The compelling PBS documentary “When Worlds Collide” (out on DVD) investigates an important history that has been little understood: what exactly happened in the New World in the first century after Columbus sighted land? Narrator and co-writer Ruben Martinez journeys up and down Latin America, across the Atlantic to Spain and home to the U.S, in search of answers. “When Worlds Collide” has little to say about the Native Americans of the U.S. but focuses on the Spanish Conquistadores and the indigenous people of Mexico and points south. The Spaniards conquered the land and its inhabitant but were unable to transplant their culture without the occurrence of many mutations.
The key word is mestizo, Spanish for the people of mixed ancestry in their New World empire. Mestizo cultures flourished across Latin America, blending elements of Spain with the sophisticated civilizations that had existed prior to the Spanish conquest. The Conquistadores were sexually voracious; moreover, Spanish officers were urged to marry women of the native nobility to bind the colonies to the homeland. Even Roman Catholicism took on a native hue. As Martinez points out, the Virgin of Guadeloupe bores striking resemblance to a local goddess. Whatever her heritage, the Virgin’s apparition before a native, Juan Diego, seemed to seal the bond between the indigenous folk of Mexico and their new faith.
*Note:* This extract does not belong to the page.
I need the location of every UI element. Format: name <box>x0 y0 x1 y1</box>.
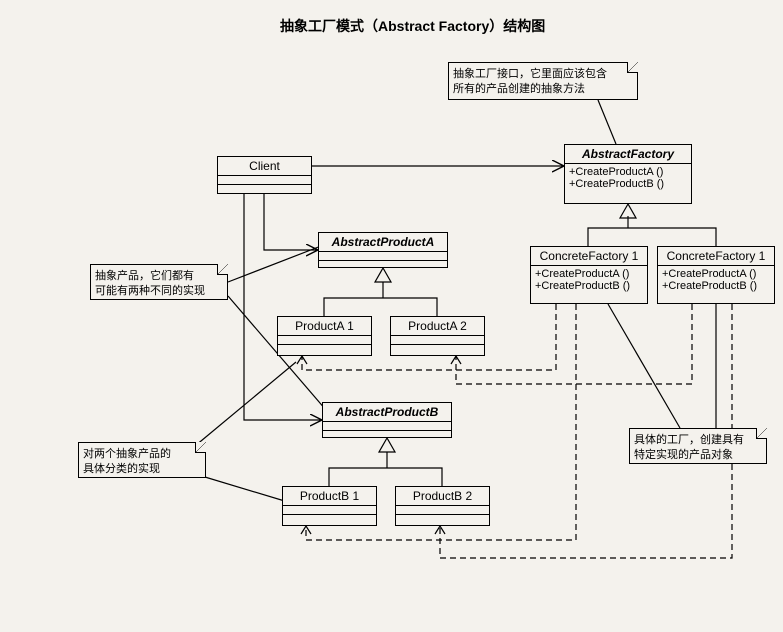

None of the positive aspects of mestizo culture came easily. The Spanish Inquisition tortured and killed, yet the Catholic priesthood numbered many who defended the human dignity of the native peoples. Millions died from exposure to European diseases for which they had no immunity, and millions more were worked to death to exploit the continent’s reserves of gold and silver—the source of Spanish power and a vital facet in the birth of capitalism. The sexual violence against native women was horrendous, and yet out of the collision of worlds came the cultural roots of many millions of Latinos. Given the changing complexion of the U.S., it’s a history all of us should understand.